In the posh, arty cinema where he works, little lenny disappears into the movies, finding refuge in the darkness, the stories, and the “black box” of the projection room. Mia Houghton’s set (beautifully lit by Gabriel Finn), a white square cube with a recessed centre rectangle, cleverly evokes the cinema milieu. Raffaela Pancucci’s flawless sound fuses dreamy club beats and chill-out tones with the flickering, staccato pulse of a film projector.
Life on the cusp of 30 is not how lenny imagined it would be. He pictured love, “overpriced wine bars and being in bed by 11”. Instead, he is loveless and mired in a cycle of unenjoyable drug-fuelled club nights out with his best (and only) friend Carly. One night lenny dreams of having sex with a hyper-critical talking banana. “You were more submissive than I expected, not really in your body”, the banana tells him disparagingly. The fruit looms over the play, a vivid emblem of the man’s inner critic: a relentless, punishing superego. Fourth-wall-breaking monologues make the audience complicit, critical observers of lenny’s journey of self-destruction.

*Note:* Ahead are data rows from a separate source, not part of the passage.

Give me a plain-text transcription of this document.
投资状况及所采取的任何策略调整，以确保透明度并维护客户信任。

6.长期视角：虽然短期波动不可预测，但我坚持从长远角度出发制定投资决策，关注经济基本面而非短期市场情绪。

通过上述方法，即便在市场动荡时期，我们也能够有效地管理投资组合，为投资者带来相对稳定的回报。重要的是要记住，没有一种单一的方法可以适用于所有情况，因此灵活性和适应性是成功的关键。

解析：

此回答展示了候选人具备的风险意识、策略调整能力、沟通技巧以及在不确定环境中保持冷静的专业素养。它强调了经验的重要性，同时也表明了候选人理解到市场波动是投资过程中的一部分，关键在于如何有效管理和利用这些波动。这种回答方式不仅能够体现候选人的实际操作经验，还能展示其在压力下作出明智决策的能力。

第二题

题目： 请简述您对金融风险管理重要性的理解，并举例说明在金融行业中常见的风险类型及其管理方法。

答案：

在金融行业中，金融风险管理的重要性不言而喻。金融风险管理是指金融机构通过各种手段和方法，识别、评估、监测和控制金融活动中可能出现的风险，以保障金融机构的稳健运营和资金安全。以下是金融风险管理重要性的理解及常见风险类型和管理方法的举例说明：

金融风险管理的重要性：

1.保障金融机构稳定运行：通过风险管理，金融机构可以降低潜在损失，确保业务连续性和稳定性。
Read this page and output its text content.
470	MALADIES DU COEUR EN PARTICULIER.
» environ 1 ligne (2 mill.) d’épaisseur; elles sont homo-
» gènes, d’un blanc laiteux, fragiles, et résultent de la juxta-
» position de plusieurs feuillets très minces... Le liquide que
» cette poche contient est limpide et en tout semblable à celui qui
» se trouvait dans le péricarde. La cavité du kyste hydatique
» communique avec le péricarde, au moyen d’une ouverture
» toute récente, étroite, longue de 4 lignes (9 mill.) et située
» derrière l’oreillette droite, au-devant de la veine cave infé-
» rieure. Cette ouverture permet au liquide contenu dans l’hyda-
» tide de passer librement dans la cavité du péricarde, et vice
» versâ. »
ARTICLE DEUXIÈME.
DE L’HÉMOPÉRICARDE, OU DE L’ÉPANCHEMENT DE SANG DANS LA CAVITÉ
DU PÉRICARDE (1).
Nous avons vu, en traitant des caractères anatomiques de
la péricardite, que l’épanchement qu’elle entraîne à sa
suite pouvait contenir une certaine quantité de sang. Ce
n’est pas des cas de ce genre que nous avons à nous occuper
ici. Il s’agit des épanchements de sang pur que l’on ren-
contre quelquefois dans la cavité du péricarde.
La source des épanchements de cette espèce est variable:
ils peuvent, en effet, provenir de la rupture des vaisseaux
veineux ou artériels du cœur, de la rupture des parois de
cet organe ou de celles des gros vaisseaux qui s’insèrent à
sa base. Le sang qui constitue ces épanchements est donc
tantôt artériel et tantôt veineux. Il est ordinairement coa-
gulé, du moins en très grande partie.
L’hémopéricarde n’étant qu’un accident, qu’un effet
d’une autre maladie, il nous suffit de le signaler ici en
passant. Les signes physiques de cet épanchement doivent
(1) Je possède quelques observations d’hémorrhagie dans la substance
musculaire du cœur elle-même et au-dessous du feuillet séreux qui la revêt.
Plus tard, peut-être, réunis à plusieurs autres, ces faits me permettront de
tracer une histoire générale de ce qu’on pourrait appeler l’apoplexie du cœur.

The following morning lenny decides that tonight he is going to prove the banana wrong. Tonight, he is going to find someone to love him. Webster suggests for a while that he is taking us into romcom territory. We get a meet-cute with a Scots artist called Jack in a club toilet, followed by some flirting in a chicken shop (our protagonist has blood on his face and has experienced a loss of bladder control at this point, which hints that the course of true love may be a little bumpy). A date at Jack’s exhibition of male nudes follows. The artist tells lenny, “You’re like a walking Matisse…, you’ll be somebody’s muse someday”, though the presence of his ex-girlfriend complicates matters. A wine-fuelled, car-crash encounter at Jack’s apartment ensues.
lenny delivers a haunting, nuanced portrait of loneliness and courage in the face of existential discontent. You will root for lenny and yearn for him to find contentment, yet the ending, crushing as it is, feels apt. This is a profoundly moving piece of work.